Conceptual Framework
Nilbar Güreş
A Kiss on the Eyes
The Türkiye Pavilion at the 61st International Art Exhibition of La Biennale di Venezia presents A Kiss on the Eyes by Nilbar Güreş. The exhibition brings together existing works and new productions spanning sculpture, installation, painting, video, and mixed-media works on paper and fabric. A Kiss on the Eyes takes its cue from the Turkish phrase Gözlerinizden öperim, a closing remark commonly used at the end of a letter. It expresses closeness without claiming it, warmth without intrusion. In this exhibition, the gesture is directed toward the viewer. The gaze is not treated as a tool of possession or control, but as a way of approaching, sensing, and acknowledging presence.
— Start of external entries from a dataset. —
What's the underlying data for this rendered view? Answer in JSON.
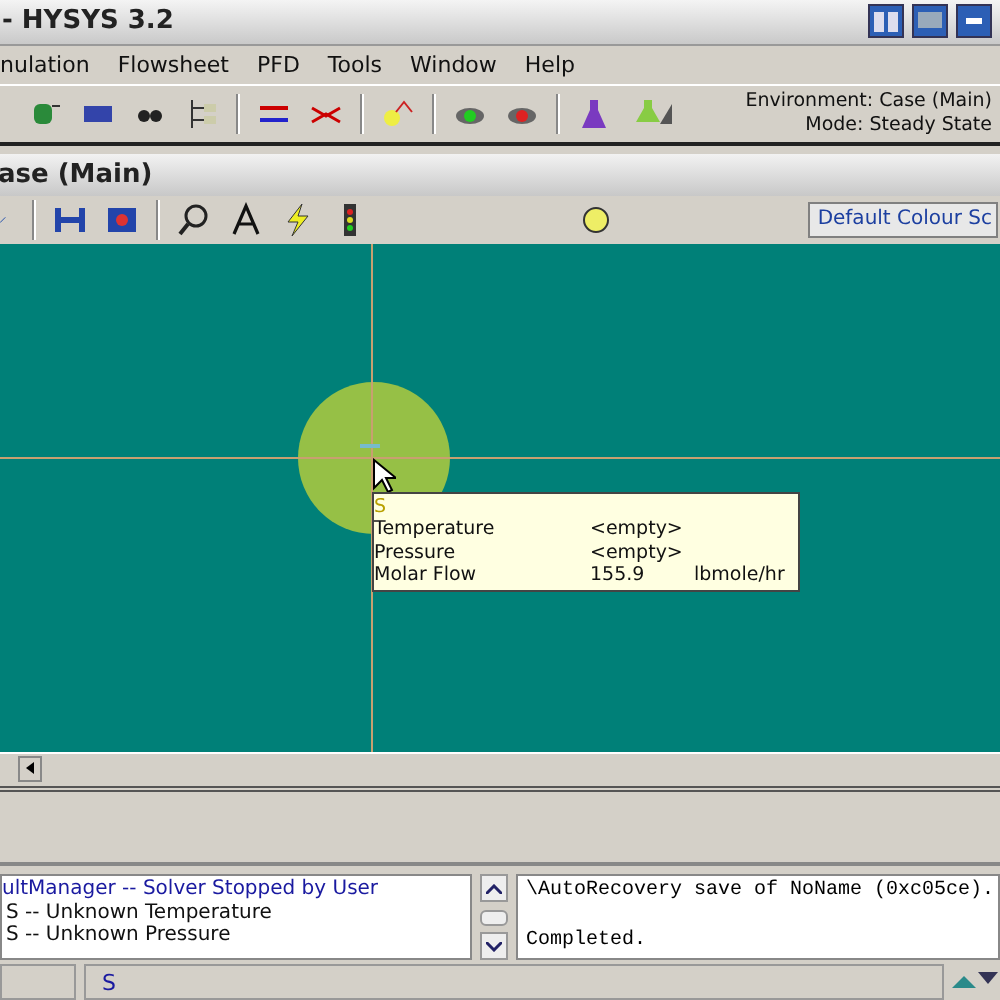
{
  "window": {
    "title": "- HYSYS 3.2"
  },
  "menu": [
    "nulation",
    "Flowsheet",
    "PFD",
    "Tools",
    "Window",
    "Help"
  ],
  "environment": [
    "Environment: Case (Main)",
    "Mode: Steady State"
  ],
  "case_window": {
    "title": "ase (Main)",
    "colour_scheme": "Default Colour Sc"
  },
  "tooltip": {
    "title": "S",
    "rows": [
      {
        "label": "Temperature",
        "value": "<empty>"
      },
      {
        "label": "Pressure",
        "value": "<empty>"
      },
      {
        "label": "Molar Flow",
        "value": "155.9",
        "unit": "lbmole/hr"
      }
    ]
  },
  "messages": [
    "ultManager -- Solver Stopped by User",
    "S -- Unknown Temperature",
    "S -- Unknown Pressure"
  ],
  "trace": [
    "\\AutoRecovery save of NoName (0xc05ce).",
    "Completed."
  ],
  "status": "S"
}
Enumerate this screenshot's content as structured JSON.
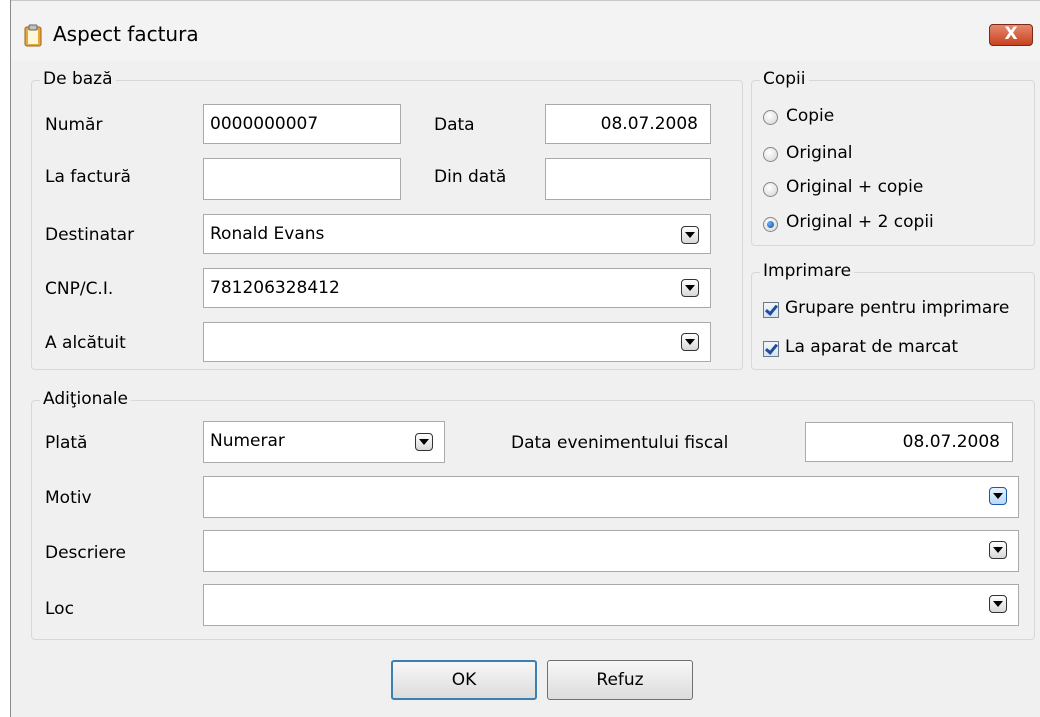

The exhibition unfolds through spatial relationships rather than a linear narrative. Works remain close to the ground, lean, hang, or hover. Instead of guiding the viewer from one work to the next, the exhibition invites them to slow down and become aware of their own bodily position in relation to the space and to others. Moving through the exhibition becomes a negotiation between distance and proximity, vulnerability and resistance.
Such an approach characterises Nilbar Güreş’s work across multiple media, drawing on lived experience to address questions of gender, migration, and belonging. Her practice is shaped by situations marked by displacement, racism, xenophobia, and discrimination based on religion and belief, not as distant subjects but as conditions that structure everyday life. She often focuses on moments where social norms and power relations become visible through bodies, relationships, and acts of looking.
Materials such as textiles, garments, domestic objects, and organic forms play a central role in her work. These materials carry personal and collective histories and are altered through gestures of care, humour, and resistance. Intimacy and political tension exist side by side, allowing vulnerability to appear without connotations of passivity.
Güreş is particularly attentive to how systems of value, desire, and entitlement shape bodies and relationships. As she notes: “It disgusts me when people think they deserve nothing but the best for themselves, because that always comes at the expense of others.” This ethical position runs through her work, challenging ideas of privilege, merit, success, and normalcy, and exposing the pressures they place on others.
A Kiss on the Eyes, echoing the Biennale’s theme In Minor Keys, embraces subtlety as a form of political strength by proposing ways of being together guided by care and opening up new perspectives through modest gestures and carefully crafted forms.